Xen veterans have unveiled the Bromium Microvisor – a piece of lightweight kernel-level code that cordons off untrusted application tasks, allowing employees to use potentially untrustworthy devices for business purposes

In a novel approach to keeping out malware, start-up Bromium has developed a mini hypervisor that sets up a virtual security cordon around untrusted application tasks.

The company, founded by Xen veterans, introduced the Bromium Microvisor technology at GigaOm Structure on Wednesday. The hypervisor-like piece of kernel-level code is designed to help businesses cope with the Bring Your Own Device (BYOD) trend, where employees use their personal devices for work.

The Microvisor isolates vulnerable application tasks in a lightweight virtual machine, described by Bromium as a 'micro-VM'. In this way, it places restrictions on access to data, networks and systems resources, according to a Bromium whitepaper (PDF).
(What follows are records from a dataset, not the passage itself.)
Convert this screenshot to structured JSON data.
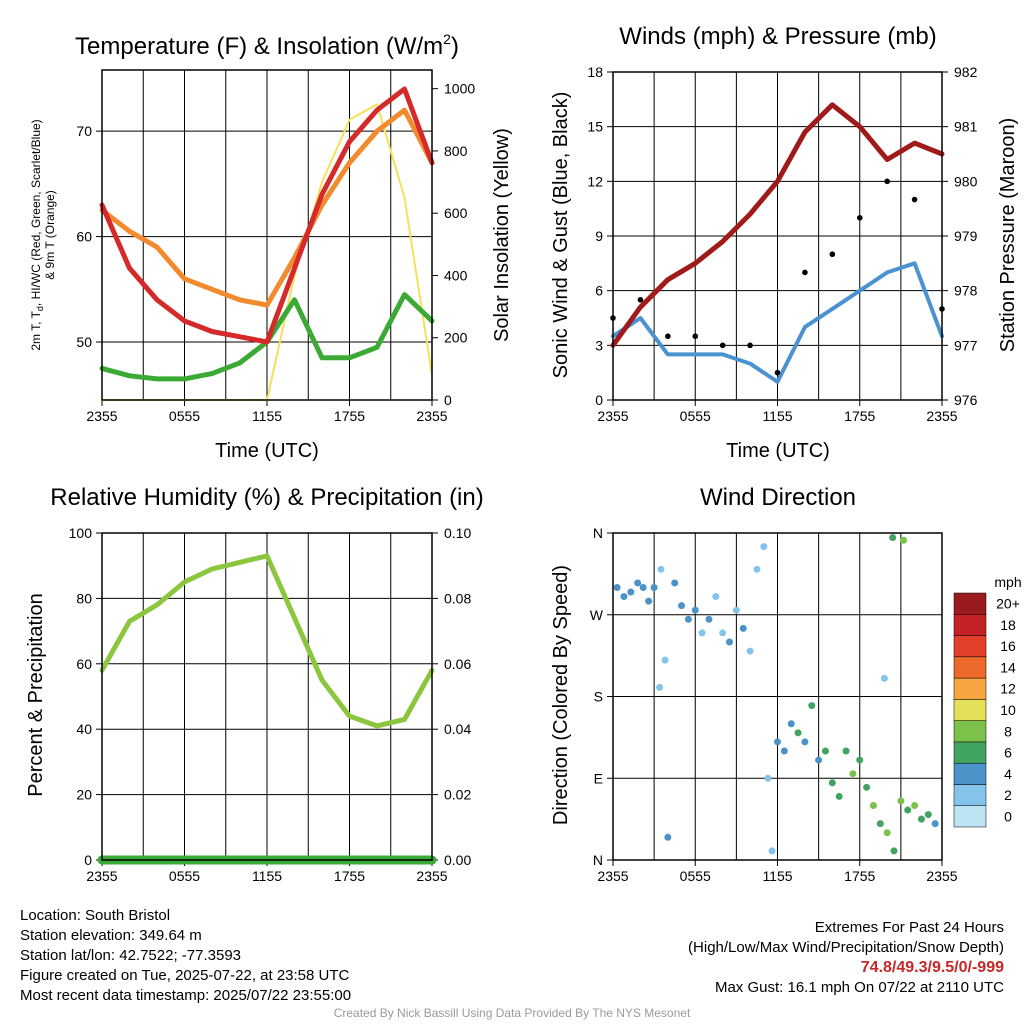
{
  "panels": {
    "temp": {
      "title": "Temperature (F) & Insolation (W/m",
      "title_sup": "2",
      "title_close": ")",
      "ylabel_line1": "2m T, T",
      "ylabel_sub": "d",
      "ylabel_line1_rest": ", HI/WC (Red, Green, Scarlet/Blue)",
      "ylabel_line2": "& 9m T (Orange)",
      "y2label": "Solar Insolation (Yellow)",
      "xlabel": "Time (UTC)",
      "yticks": [
        "50",
        "60",
        "70"
      ],
      "y2ticks": [
        "0",
        "200",
        "400",
        "600",
        "800",
        "1000"
      ]
    },
    "wind": {
      "title": "Winds (mph) & Pressure (mb)",
      "ylabel": "Sonic Wind & Gust (Blue, Black)",
      "y2label": "Station Pressure (Maroon)",
      "xlabel": "Time (UTC)",
      "yticks": [
        "0",
        "3",
        "6",
        "9",
        "12",
        "15",
        "18"
      ],
      "y2ticks": [
        "976",
        "977",
        "978",
        "979",
        "980",
        "981",
        "982"
      ]
    },
    "rh": {
      "title": "Relative Humidity (%) & Precipitation (in)",
      "ylabel": "Percent & Precipitation",
      "yticks": [
        "0",
        "20",
        "40",
        "60",
        "80",
        "100"
      ],
      "y2ticks": [
        "0.00",
        "0.02",
        "0.04",
        "0.06",
        "0.08",
        "0.10"
      ]
    },
    "dir": {
      "title": "Wind Direction",
      "ylabel": "Direction (Colored By Speed)",
      "yticks": [
        "N",
        "E",
        "S",
        "W",
        "N"
      ],
      "legend_title": "mph",
      "legend_labels": [
        "0",
        "2",
        "4",
        "6",
        "8",
        "10",
        "12",
        "14",
        "16",
        "18",
        "20+"
      ],
      "legend_colors": [
        "#bde4f4",
        "#85c4ea",
        "#4a92c8",
        "#41a460",
        "#7cc24a",
        "#e4e05a",
        "#f6a541",
        "#ee6a2c",
        "#e2402b",
        "#c42224",
        "#9a1b1e"
      ]
    }
  },
  "xticks": [
    "2355",
    "0555",
    "1155",
    "1755",
    "2355"
  ],
  "footer": {
    "location": "Location: South Bristol",
    "elevation": "Station elevation: 349.64 m",
    "latlon": "Station lat/lon: 42.7522; -77.3593",
    "created": "Figure created on Tue, 2025-07-22, at 23:58 UTC",
    "recent": "Most recent data timestamp: 2025/07/22 23:55:00",
    "extremes_title": "Extremes For Past 24 Hours",
    "extremes_keys": "(High/Low/Max Wind/Precipitation/Snow Depth)",
    "extremes_values": "74.8/49.3/9.5/0/-999",
    "max_gust": "Max Gust: 16.1 mph On 07/22 at 2110 UTC",
    "credit": "Created By Nick Bassill Using Data Provided By The NYS Mesonet"
  },
  "chart_data": [
    {
      "type": "line",
      "title": "Temperature (F) & Insolation (W/m2)",
      "xlabel": "Time (UTC)",
      "ylabel": "2m T, Td, HI/WC (Red, Green, Scarlet/Blue) & 9m T (Orange)",
      "y2label": "Solar Insolation (Yellow)",
      "x": [
        0,
        2,
        4,
        6,
        8,
        10,
        12,
        14,
        16,
        18,
        20,
        22,
        24
      ],
      "xlim": [
        0,
        24
      ],
      "ylim": [
        44.5,
        75.8
      ],
      "y2lim": [
        0,
        1060
      ],
      "series": [
        {
          "name": "2m T",
          "color": "#d42a2a",
          "axis": "y",
          "values": [
            63,
            57,
            54,
            52,
            51,
            50.5,
            50,
            57,
            64,
            69,
            72,
            74,
            67
          ]
        },
        {
          "name": "9m T",
          "color": "#f28a2e",
          "axis": "y",
          "values": [
            62.5,
            60.5,
            59,
            56,
            55,
            54,
            53.5,
            58,
            63,
            67,
            70,
            72,
            67
          ]
        },
        {
          "name": "Td",
          "color": "#3aaa35",
          "axis": "y",
          "values": [
            47.5,
            46.8,
            46.5,
            46.5,
            47,
            48,
            50,
            54,
            48.5,
            48.5,
            49.5,
            54.5,
            52
          ]
        },
        {
          "name": "Solar Insolation",
          "color": "#f6e05a",
          "axis": "y2",
          "values": [
            0,
            0,
            0,
            0,
            0,
            0,
            0,
            400,
            700,
            900,
            950,
            650,
            80
          ]
        }
      ]
    },
    {
      "type": "line",
      "title": "Winds (mph) & Pressure (mb)",
      "xlabel": "Time (UTC)",
      "ylabel": "Sonic Wind & Gust (Blue, Black)",
      "y2label": "Station Pressure (Maroon)",
      "x": [
        0,
        2,
        4,
        6,
        8,
        10,
        12,
        14,
        16,
        18,
        20,
        22,
        24
      ],
      "xlim": [
        0,
        24
      ],
      "ylim": [
        0,
        18
      ],
      "y2lim": [
        976,
        982
      ],
      "series": [
        {
          "name": "Sonic Wind",
          "color": "#4b92d0",
          "axis": "y",
          "values": [
            3.5,
            4.5,
            2.5,
            2.5,
            2.5,
            2,
            1,
            4,
            5,
            6,
            7,
            7.5,
            3.5
          ]
        },
        {
          "name": "Gust",
          "color": "#000000",
          "axis": "y",
          "values": [
            4.5,
            5.5,
            3.5,
            3.5,
            3,
            3,
            1.5,
            7,
            8,
            10,
            12,
            11,
            5
          ]
        },
        {
          "name": "Station Pressure",
          "color": "#a11a1a",
          "axis": "y2",
          "values": [
            977.0,
            977.7,
            978.2,
            978.5,
            978.9,
            979.4,
            980.0,
            980.9,
            981.4,
            981.0,
            980.4,
            980.7,
            980.5
          ]
        }
      ]
    },
    {
      "type": "line",
      "title": "Relative Humidity (%) & Precipitation (in)",
      "ylabel": "Percent & Precipitation",
      "x": [
        0,
        2,
        4,
        6,
        8,
        10,
        12,
        14,
        16,
        18,
        20,
        22,
        24
      ],
      "xlim": [
        0,
        24
      ],
      "ylim": [
        0,
        100
      ],
      "y2lim": [
        0,
        0.1
      ],
      "series": [
        {
          "name": "Relative Humidity",
          "color": "#8cc63f",
          "axis": "y",
          "values": [
            58,
            73,
            78,
            85,
            89,
            91,
            93,
            74,
            55,
            44,
            41,
            43,
            58
          ]
        },
        {
          "name": "Precipitation",
          "color": "#3aaa35",
          "axis": "y2",
          "values": [
            0,
            0,
            0,
            0,
            0,
            0,
            0,
            0,
            0,
            0,
            0,
            0,
            0
          ]
        }
      ]
    },
    {
      "type": "scatter",
      "title": "Wind Direction",
      "ylabel": "Direction (Colored By Speed)",
      "xlim": [
        0,
        24
      ],
      "ylim": [
        0,
        360
      ],
      "y_ticks_deg": [
        0,
        90,
        180,
        270,
        360
      ],
      "color_by": "speed (mph)",
      "points": [
        {
          "x": 0.3,
          "y": 300,
          "s": 4
        },
        {
          "x": 0.8,
          "y": 290,
          "s": 4
        },
        {
          "x": 1.3,
          "y": 295,
          "s": 4
        },
        {
          "x": 1.8,
          "y": 305,
          "s": 4
        },
        {
          "x": 2.2,
          "y": 300,
          "s": 4
        },
        {
          "x": 2.6,
          "y": 285,
          "s": 4
        },
        {
          "x": 3.0,
          "y": 300,
          "s": 4
        },
        {
          "x": 3.5,
          "y": 320,
          "s": 2
        },
        {
          "x": 3.8,
          "y": 220,
          "s": 2
        },
        {
          "x": 4.0,
          "y": 25,
          "s": 3
        },
        {
          "x": 4.5,
          "y": 305,
          "s": 3
        },
        {
          "x": 5.0,
          "y": 280,
          "s": 4
        },
        {
          "x": 5.5,
          "y": 265,
          "s": 3
        },
        {
          "x": 6.0,
          "y": 275,
          "s": 4
        },
        {
          "x": 6.5,
          "y": 250,
          "s": 2
        },
        {
          "x": 7.0,
          "y": 265,
          "s": 3
        },
        {
          "x": 7.5,
          "y": 290,
          "s": 2
        },
        {
          "x": 8.0,
          "y": 250,
          "s": 2
        },
        {
          "x": 8.5,
          "y": 240,
          "s": 3
        },
        {
          "x": 9.0,
          "y": 275,
          "s": 2
        },
        {
          "x": 9.5,
          "y": 255,
          "s": 4
        },
        {
          "x": 10.0,
          "y": 230,
          "s": 2
        },
        {
          "x": 10.5,
          "y": 320,
          "s": 1
        },
        {
          "x": 11.0,
          "y": 345,
          "s": 1
        },
        {
          "x": 11.3,
          "y": 90,
          "s": 2
        },
        {
          "x": 11.6,
          "y": 10,
          "s": 1
        },
        {
          "x": 12.0,
          "y": 130,
          "s": 4
        },
        {
          "x": 12.5,
          "y": 120,
          "s": 4
        },
        {
          "x": 13.0,
          "y": 150,
          "s": 4
        },
        {
          "x": 13.5,
          "y": 140,
          "s": 5
        },
        {
          "x": 14.0,
          "y": 130,
          "s": 4
        },
        {
          "x": 14.5,
          "y": 170,
          "s": 6
        },
        {
          "x": 15.0,
          "y": 110,
          "s": 4
        },
        {
          "x": 15.5,
          "y": 120,
          "s": 6
        },
        {
          "x": 16.0,
          "y": 85,
          "s": 5
        },
        {
          "x": 16.5,
          "y": 70,
          "s": 6
        },
        {
          "x": 17.0,
          "y": 120,
          "s": 6
        },
        {
          "x": 17.5,
          "y": 95,
          "s": 7
        },
        {
          "x": 18.0,
          "y": 110,
          "s": 6
        },
        {
          "x": 18.5,
          "y": 80,
          "s": 6
        },
        {
          "x": 19.0,
          "y": 60,
          "s": 7
        },
        {
          "x": 19.5,
          "y": 40,
          "s": 6
        },
        {
          "x": 20.0,
          "y": 30,
          "s": 7
        },
        {
          "x": 20.5,
          "y": 10,
          "s": 6
        },
        {
          "x": 21.0,
          "y": 65,
          "s": 7
        },
        {
          "x": 21.5,
          "y": 55,
          "s": 6
        },
        {
          "x": 22.0,
          "y": 60,
          "s": 7
        },
        {
          "x": 22.5,
          "y": 45,
          "s": 6
        },
        {
          "x": 23.0,
          "y": 50,
          "s": 5
        },
        {
          "x": 23.5,
          "y": 40,
          "s": 4
        },
        {
          "x": 20.4,
          "y": 355,
          "s": 6
        },
        {
          "x": 21.2,
          "y": 352,
          "s": 7
        },
        {
          "x": 19.8,
          "y": 200,
          "s": 2
        },
        {
          "x": 3.4,
          "y": 190,
          "s": 1
        }
      ]
    }
  ]
}
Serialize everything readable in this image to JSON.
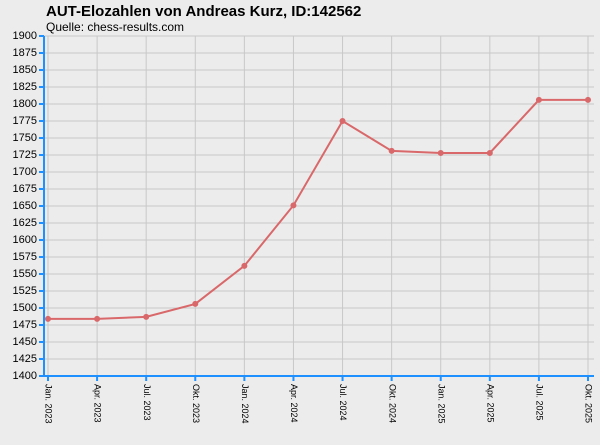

For example, if a user carries out a copy-and-paste using Microsoft Word, Bromium should create a micro-VM to access Windows system resources on behalf of the task. This shields the system from malware, even if there are zero-day vulnerabilities in the OS or apps, without the user seeing any difference in the way they are working.

"Bromium micro-virtualisation delivers on the promise of trusted computing, enabling enterprises to safely embrace the key trends affecting IT: consumerisation, mobility, device diversity and cloud computing," the company's chief executive Gaurav Banga said in a statement.

The California-based start-up, which is setting up a new UK office in Cambridge, believes this means employees can use their own devices to connect to business systems, without using a VPN in some cases. They can also use unpatched devices, as untrusted application tasks are isolated from whitelisted processes.

Byzantine Generals Problem

Xen veterans Simon Crosby and Ian Pratt co-founded Bromium. Crosby, who founded XenSource before it was acquired by Citrix, said that by aiming to provide security amid the diversity of scenarios faced by businesses, Bromium is grappling with the Byzantine Generals Problem (PDF).

In the classic computer science problem, a group of Byzantine military leaders must find a way to create trusted communications between each other and their cohorts, even though any one of these may be treacherous.

"We are engaged on a quest for the desktop holy grail — a system that is trustworthy by design," Crosby said in a blog post.

The Microvisor can protect the generals and cohorts (a computing device) no matter whether any traitors (malfunctioning or compromised components) are in play, Crosby said. It operates on the principle of 'least privilege', only allowing enough application processes to run for the system to operate, he noted.

No date has been publicly set for the release of Microvisor. Bromium said on Wednesday it has secured second-round funding of $26.5m (£17m) from investors, following an initial investment of $9.2m in 2011.